While the theme of Partition is far from the usual diet of Indian audiences, it has been addressed directly and metaphorically in a number of films, points out Paromita Vohra, who wrote the script for Khamosh Pani (2003), an award-winning Indo-Pakistani film about a widowed Hindu woman living in Pakistan in the 1970s. Yash Chopra’s Dharmputra (1961), though a precursor to Garm Hava, backfired because of its convoluted plot and its treatment of the riots in the wake of Partition. Chopra returned to the theme in Waqt (1965), a film about a family that is separated after an earthquake. Indeed, an entire genre of “lost-and-found” films in Hindi cinema obliquely alludes to Partition. “I saw Garm Hava much later in life—I wish I had watched it before writing Khamosh Pani. The film is an island in a sea of films. Unlike much of parallel cinema, it is rooted in the emotion of social drama. And it is not just about identity—it is a larger film than that, and it eschews the doctrinaire kind of quality that art films tend to have,” Vohra says. One of the larger projects of Bollywood, says Vohra, is defining who is an Indian, culturally. “That figure is usually a north Indian upper caste person who is nationalist by nature, and inspired by socialist ideas and a sense of community. In Garm Hava, that figure is a progressive Muslim.”
“To me, Garm Hava is really about working-class politics, and it is a film where narrative outshines narration,” says Hariharan Krishnan, former professor of film studies. “But I came to understand the real import of it much later.
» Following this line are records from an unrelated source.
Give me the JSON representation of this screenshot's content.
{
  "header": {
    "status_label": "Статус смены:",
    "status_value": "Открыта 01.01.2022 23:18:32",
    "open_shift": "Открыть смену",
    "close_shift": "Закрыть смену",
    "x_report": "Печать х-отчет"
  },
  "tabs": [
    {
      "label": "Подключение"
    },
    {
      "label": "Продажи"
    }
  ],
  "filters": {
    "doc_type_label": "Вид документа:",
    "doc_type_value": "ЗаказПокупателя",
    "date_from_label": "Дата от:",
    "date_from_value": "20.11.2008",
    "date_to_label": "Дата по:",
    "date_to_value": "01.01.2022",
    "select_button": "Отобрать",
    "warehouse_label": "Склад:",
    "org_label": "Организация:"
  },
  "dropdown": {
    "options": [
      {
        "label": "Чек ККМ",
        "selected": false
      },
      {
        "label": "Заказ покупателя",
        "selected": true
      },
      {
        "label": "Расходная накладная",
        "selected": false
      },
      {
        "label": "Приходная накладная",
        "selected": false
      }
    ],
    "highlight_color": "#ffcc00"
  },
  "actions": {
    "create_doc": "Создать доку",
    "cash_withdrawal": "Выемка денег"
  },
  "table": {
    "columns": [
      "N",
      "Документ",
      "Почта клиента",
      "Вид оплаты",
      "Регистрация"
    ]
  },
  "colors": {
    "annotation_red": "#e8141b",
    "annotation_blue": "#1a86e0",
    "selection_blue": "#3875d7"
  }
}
When I first watched it as a film student—I remember Sathyu and Shama bringing the film to the FTII campus—my classmates and I compared it with Euro cinema, and wondered about the colour scheme and other technicalities. We quizzed the filmmakers about stylistics, and Shama said to us, ‘what are you talking about, we made a film about something.’”
Garm Hava is also a love story. As a heartbroken Aamina recalls the tender moments she shared with Shamshad in the shadow of the Taj, we are filled with a sense of doom. We know what is coming, and fear that Salim Mirza’s love for his watan, too, would go unrequited. “In the final scenes, when Salim Mirza decides to give in to the forces propelling him to cross the border, my heart sank,” says screenwriter Anjum Rajabali. “It would still have been a sensitive story.” But Mirza has a change of heart—why shouldn’t he stay and take part in nation-building? For better or for worse, his is a love story without an end.